Did you do any non-medicine treatments? These include aquarium salt added to the water or aquarium salt baths and epsom salt baths. Do those things look like they've helped? If it helped, do it again.
Do the symptoms look worse? More swollen, more ragged, anything? This might mean that you need to get more aggressive with your treatment.
How's the fish acting? Did he go from being active to being withdrawn? Did he go from swimming to lying on the floor? Is he having trouble breathing, staying afloat, or sinking? Did he go from withdrawn and back to active?
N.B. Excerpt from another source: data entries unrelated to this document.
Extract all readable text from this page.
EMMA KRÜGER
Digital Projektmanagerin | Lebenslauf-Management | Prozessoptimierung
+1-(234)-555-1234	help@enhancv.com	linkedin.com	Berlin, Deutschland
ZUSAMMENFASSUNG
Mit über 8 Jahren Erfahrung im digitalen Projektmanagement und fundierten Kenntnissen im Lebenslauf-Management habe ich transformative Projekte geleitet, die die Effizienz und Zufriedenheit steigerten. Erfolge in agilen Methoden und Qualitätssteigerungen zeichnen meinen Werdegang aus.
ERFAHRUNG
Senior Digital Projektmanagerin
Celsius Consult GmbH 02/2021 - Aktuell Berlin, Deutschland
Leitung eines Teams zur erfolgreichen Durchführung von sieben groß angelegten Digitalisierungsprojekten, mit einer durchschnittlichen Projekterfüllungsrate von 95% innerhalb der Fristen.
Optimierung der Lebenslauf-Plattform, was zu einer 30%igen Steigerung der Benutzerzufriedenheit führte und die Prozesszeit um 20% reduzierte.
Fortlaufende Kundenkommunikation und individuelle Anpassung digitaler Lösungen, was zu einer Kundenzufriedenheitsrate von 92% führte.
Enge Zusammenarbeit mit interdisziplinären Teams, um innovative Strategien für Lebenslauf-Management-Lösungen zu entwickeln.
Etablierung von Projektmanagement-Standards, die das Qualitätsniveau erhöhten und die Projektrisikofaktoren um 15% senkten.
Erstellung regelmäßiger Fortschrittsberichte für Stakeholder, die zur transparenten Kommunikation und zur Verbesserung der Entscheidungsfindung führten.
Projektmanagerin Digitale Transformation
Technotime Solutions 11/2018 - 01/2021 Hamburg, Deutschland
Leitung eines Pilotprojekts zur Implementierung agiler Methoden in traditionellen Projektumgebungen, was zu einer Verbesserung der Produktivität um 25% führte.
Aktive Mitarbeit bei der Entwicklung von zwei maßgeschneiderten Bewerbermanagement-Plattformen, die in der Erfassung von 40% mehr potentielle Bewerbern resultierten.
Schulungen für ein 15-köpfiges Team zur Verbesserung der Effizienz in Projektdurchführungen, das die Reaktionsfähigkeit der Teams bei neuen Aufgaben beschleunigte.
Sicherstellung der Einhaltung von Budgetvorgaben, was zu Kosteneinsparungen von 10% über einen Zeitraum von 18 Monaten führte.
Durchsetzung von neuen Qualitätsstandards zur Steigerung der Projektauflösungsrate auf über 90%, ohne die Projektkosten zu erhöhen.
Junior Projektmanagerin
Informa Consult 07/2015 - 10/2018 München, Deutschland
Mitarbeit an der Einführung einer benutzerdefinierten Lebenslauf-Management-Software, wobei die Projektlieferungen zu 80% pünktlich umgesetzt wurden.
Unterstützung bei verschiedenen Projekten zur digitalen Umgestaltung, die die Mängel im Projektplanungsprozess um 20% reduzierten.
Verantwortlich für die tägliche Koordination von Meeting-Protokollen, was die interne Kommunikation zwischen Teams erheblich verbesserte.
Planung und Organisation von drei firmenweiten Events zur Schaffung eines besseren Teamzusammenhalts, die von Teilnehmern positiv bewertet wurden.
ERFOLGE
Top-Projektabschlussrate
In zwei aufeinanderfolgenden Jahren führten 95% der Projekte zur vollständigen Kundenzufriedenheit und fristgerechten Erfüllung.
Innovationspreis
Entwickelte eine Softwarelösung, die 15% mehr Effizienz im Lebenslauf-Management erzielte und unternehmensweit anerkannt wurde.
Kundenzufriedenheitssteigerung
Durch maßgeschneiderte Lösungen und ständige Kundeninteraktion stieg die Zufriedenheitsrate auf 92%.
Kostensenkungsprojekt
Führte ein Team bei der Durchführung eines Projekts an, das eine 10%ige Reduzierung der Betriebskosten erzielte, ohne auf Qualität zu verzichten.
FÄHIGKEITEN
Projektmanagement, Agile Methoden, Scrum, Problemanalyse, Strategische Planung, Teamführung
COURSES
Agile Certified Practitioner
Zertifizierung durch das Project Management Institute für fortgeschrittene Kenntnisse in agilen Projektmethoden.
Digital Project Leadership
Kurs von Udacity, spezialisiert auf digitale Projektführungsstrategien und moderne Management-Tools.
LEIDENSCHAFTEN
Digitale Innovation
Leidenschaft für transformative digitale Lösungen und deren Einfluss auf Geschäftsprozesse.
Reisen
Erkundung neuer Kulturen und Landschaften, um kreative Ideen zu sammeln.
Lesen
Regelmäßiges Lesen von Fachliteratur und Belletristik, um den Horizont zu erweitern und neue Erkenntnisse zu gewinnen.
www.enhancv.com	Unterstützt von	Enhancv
Behavior is a good way to judge how your fish is feeling.

STEP 4: So now what?
If your water quality was bad, and your fish is not having any life-threatening symptoms, wait to see if their condition gets better with clean water.
If the fish had damaged fins or sides from contact with another fish or decor in his tank, are the edges of the wound looking infected? Are they looking like they're healing? Does he have new damage?
If the treatment was working, keep doing it. If you started a medicine, keep treating until you've finished the course.
If the treatment wasn't working, or wasn't working well enough, look for other options or ways to make the treatment stronger. Now might be a time to add medication, if you weren't already using it. Remember to check if you can continue salt baths or adding salt to your water while using another medication. Don't mix treatments unless you know they won't interact.
If the treatment's working, but there are other life-threatening symptoms, you need to treat those too. Sometimes you need to do whatever you can to keep the swelling down, so the antibiotic can cure the infection before the fish dies of the swelling.
If the fish is significantly worse and clearly suffering, now might be a good time to buy clove oil in case you have to put him down. It's not easy to think about it, but it helps to have it on hand.

It's frustrating, but there's a lot of taking care of sick fish that's just about waiting and watching.

It's also scary, because betta fish are small and can go into organ failure quickly and without a lot of outward warning signs, so keeping an eye on them is important.

Quick note on bettafix: I wrote a song about bettafix. It goes bettafix isn't an antibiotic. Bettafix is an antiseptic. Don't use bettafix on things it isn't designed to treat.
And then you repeat that for five hours. I have an EP i'm releasing in april.
Also, when using bettafix, watch out for an oily shine on the water. If you see that, skim it off. A lot of people say it can damage a betta's lung-like labyrinth organ.
In general, there are treatments out there other than bettafix, and bettafix is popular because it's so cheap. Like with any treatment you use on your fish, google is your friend.